Biliyorsunuz ben bir süredir artık adalı değilim. Bu yaz birkaç kez Kınalı ve Burgaz ziyaretim oldu iki kez de Büyükada. İlki yeni kitabın imza günü içindi ve Aram abi ile o malum yeni çıkan komik araçlardan biriyle ayağımız yere değmeden ve etrafı fazla inceleyemeden Prinkipo’ya vasıl olduk. Ve de akşamdı, yani çılgın kalabalık biraz dağılmıştı. İkincisi ise ta Aya Nikola mevkiine yakın Nazım Hikmet Yaz Kampı gençleriyle bir söyleşi içindi ve de gündüzün en civcivli saatiydi. Daveti alınca mutlu olmuştum, gençlerle bir arada olmayı hep severim. Pek de keyifli geçti. Mekân güzeldi, çocuklar güzeldi, sohbet güzeldi. Hatta o kadar hoşuma gitti ki “Bana burada rehber öğretmenlik falan gibi bir iş versenize” deyip durdum boyuna.

Bu yazının “Vah Büyükada”lık konusu gidiş ve dönüş macerası. Ben yeri bilmediğim için sevgili Halim Bulutoğlu beni karşılayıp götürdü. Yol uzak, faytona bineceğiz tabii. Amanın! O da ne öyle? İskeleden başlayan, dörderli beşerli bir kuyruk! Böyle bir sıra kuyruğuna Paris’te Eiffel kulesinin dibinde denk gelmiştim de “Aman tepesine çıkmasam da olur” deyip anında vazgeçmiştim. Allah’tan adalılar için ayrı bir sıra yapmışlar. Oraya yönelince rahatladım. Ama gel gör ki arabacılar birer korsan, birer kabadayı, burunları Kaf dağında. Adam “Nereye?” diye soruyor, beğenmeyince “Gitmem ben oraya” diyor. Resmen. Niye? Çünkü uzun yolda vakit kaybetmek istemiyor. Çabucak gidip dönecek, diğer sıraya girecek ve de yeni öğrendiği üç beş Arapça kelimeyle kendilerini artık hepten velinimetimiz sanan turistleri kazıklayacak. Ki etrafta bir tek Türkçe cümle bile duyulmuyor. Halimcim kibardır, fışkırmıyor, alçak sesle söyleniyor, ben “Yuh ulan, yuh” diye çemkiriyorum. Derken bir hanım da bizim gideceğimiz yere yakın bir yere gitmek istiyor. Adam “Bu hanımı da alayım mı?” diyor. “Al” diyoruz, ne fark eder? Yolumuz bir. Sohbet ede ede yola çıkıyoruz.

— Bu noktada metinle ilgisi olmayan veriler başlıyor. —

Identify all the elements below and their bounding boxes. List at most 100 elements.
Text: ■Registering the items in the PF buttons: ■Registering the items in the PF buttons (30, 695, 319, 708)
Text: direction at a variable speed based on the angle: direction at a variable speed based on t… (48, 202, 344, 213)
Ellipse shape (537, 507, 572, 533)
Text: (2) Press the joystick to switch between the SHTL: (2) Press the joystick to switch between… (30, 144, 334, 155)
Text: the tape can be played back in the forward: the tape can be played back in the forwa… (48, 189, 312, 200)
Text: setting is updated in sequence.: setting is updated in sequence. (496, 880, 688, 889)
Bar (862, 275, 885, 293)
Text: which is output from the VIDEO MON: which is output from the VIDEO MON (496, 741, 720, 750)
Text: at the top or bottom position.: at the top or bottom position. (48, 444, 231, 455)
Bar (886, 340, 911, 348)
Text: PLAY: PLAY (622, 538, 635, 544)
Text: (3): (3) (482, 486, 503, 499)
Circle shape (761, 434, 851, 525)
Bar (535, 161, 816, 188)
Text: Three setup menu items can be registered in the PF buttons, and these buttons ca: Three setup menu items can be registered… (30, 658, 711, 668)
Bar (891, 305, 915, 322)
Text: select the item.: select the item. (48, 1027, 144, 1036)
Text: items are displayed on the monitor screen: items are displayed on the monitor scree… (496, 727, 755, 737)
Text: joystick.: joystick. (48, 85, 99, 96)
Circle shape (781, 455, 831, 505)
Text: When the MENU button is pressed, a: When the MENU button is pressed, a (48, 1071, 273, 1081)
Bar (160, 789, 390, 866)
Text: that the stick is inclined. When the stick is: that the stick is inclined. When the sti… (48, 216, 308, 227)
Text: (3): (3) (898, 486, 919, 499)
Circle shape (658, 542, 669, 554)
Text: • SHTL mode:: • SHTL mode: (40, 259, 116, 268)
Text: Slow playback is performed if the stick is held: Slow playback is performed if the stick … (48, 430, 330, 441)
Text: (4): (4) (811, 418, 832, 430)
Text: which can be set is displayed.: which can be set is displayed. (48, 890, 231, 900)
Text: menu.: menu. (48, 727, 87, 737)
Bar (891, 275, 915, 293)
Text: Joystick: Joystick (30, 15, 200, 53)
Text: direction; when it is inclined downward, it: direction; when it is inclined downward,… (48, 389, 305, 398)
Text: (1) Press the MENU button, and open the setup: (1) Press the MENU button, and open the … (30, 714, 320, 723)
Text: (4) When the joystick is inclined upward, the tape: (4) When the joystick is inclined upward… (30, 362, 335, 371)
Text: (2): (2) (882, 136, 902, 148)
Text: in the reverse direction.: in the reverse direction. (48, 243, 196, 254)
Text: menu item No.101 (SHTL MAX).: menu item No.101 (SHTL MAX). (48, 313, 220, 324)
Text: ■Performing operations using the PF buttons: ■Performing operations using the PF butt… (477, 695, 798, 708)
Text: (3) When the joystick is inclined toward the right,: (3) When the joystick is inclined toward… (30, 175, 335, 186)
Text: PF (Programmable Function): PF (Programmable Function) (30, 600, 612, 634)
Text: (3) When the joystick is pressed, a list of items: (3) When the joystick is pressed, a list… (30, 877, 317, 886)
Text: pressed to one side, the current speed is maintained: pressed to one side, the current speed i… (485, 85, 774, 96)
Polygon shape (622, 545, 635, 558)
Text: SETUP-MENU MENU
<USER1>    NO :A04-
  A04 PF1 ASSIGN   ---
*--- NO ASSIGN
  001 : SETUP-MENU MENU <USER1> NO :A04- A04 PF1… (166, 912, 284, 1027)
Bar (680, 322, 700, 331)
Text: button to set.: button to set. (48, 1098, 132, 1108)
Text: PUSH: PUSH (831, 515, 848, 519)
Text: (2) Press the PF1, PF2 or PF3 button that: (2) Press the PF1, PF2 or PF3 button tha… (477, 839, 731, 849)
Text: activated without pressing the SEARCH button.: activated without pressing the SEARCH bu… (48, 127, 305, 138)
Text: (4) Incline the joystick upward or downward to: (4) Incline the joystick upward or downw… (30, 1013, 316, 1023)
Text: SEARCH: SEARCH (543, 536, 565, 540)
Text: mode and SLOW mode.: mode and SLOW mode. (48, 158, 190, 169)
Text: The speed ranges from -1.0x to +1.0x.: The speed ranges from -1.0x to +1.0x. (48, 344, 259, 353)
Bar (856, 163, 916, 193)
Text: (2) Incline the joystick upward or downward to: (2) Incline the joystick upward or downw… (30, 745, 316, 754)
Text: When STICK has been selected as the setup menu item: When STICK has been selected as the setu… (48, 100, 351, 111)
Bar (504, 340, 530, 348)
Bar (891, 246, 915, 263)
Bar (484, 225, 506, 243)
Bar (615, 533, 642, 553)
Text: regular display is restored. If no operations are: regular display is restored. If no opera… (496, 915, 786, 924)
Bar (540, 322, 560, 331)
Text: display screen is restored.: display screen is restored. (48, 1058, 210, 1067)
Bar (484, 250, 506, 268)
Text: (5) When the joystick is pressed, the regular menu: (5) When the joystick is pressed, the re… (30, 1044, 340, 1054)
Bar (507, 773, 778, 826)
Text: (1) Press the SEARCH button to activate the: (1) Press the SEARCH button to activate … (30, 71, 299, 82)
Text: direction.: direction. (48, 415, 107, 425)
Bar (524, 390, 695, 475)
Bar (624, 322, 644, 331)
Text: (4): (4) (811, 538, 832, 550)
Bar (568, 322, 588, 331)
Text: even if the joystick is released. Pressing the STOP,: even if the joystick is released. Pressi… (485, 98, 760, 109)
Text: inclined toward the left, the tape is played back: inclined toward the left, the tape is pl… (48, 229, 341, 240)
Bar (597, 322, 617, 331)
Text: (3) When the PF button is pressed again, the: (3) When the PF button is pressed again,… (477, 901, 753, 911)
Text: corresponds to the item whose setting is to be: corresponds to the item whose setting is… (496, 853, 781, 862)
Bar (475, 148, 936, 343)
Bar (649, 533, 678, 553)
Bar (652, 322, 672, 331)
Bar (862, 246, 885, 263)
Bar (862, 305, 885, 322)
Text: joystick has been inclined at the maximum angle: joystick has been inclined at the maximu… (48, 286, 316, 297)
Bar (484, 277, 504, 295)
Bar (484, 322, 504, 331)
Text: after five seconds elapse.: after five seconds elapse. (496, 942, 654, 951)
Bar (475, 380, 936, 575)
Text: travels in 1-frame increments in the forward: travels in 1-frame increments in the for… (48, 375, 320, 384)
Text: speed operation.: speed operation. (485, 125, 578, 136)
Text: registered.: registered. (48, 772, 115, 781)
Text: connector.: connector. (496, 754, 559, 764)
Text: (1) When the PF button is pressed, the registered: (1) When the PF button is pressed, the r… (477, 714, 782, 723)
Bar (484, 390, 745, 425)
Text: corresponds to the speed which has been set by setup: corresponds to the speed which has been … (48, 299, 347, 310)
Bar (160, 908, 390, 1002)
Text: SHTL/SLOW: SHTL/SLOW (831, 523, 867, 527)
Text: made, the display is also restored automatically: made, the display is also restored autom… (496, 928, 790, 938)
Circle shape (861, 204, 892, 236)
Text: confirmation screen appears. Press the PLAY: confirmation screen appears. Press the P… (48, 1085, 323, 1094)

Hanım, Müze’ye yakın bir yerde iniyor ve ödenecek paranın yarısını uzatıyor. Arabacının tavrını görmeliydiniz, bir dövmesi eksik. “Bu ne be?” diyor. Hanım da “Eh yarısını da onlar verecek” diyor. Mantıklı değil mi? Ama yok öyleee, her iki müşteriden de aynı parayı alacak, yani fiyatın iki misli. Haklı. Yoksa ne işi var taa oralarda? Ben kalan yol boyunca “Yahu bir de bunların haklarını savunan yazılar yazmışım ben” diye söyleniyorum. Neyse, yerimize vardık. Cennet gibi mekânı ve pırıl pırıl gençleri görünce sinirlerim yatışıyor. Keyifli sohbetimizi yapıyoruz, çaylarımızı kahvelerimizi içiyoruz. Hatta sonra yemek de yiyoruz. Eee? Dönüş vakti gelip çatıyor. Bu kez işimizin daha kolay olacağını umuyorum, nasıl olsa geçen tüm arabalar mecburen iskeleye gidecek, elbet biri beni alır. Ha haa... Gülün, gülün. Almıyorlar. Bomboş gidiyorlar, almıyorlar. Kime sorsan “Müşteriye gidiyorum” diyor. Bu arada biz azar azar yürüyoruz, zira güneşin altında durup beklemek zor. Böylece Müze’ye kadar geldik. Eh gelmişken bir içeri girdim tabii. Sevgili Çetin bize kahve yaptı ben de pek etkileyici olan “Sürgün Kayıkları”na bir göz attım. Biz otururken Çetincim yoldan geçen arabaları durdurmaya çalışıyordu bir yandan. Ama ne gezeeer... Dönüp bakmıyorlar bile, bir ara dedim ki “Acaba kara bir çarşafa mı bürünsem? Belki beni makbul turist sanırlar da dururlar.

bercuhi 2 280x

Vapur saati yaklaştıkça sinirim hafiften paniğe çaldı. O sıcakta o kadar yolu yürümem mümkün değil. Halim dedi ki “Bercuhi, başka çare yok, şuna biner misin?” “Şu” dediği üç tekerlekli bir alışveriş bisikleti... Yani arkada oturacak yer yok, büyükçe bir sepet var. “Valla” dedim “el arabasına bile binerim bu durumda” ne diyeyim? Kader utansın. Halim müzeyi bekledi Çetin beni götürdü. Ay yazınca hop diye oluverdi gibi geliyor. O şeye binip inmek pek kolay değil, zaten içinde oturmak da kolay değil. İnsan için değil ki eşya için. Oturmuyorsun, tünüyorsun. Yol boyunca gelenden geçenden yüzümü gizledim, iskeleye varmadan, arka sokakta da indim.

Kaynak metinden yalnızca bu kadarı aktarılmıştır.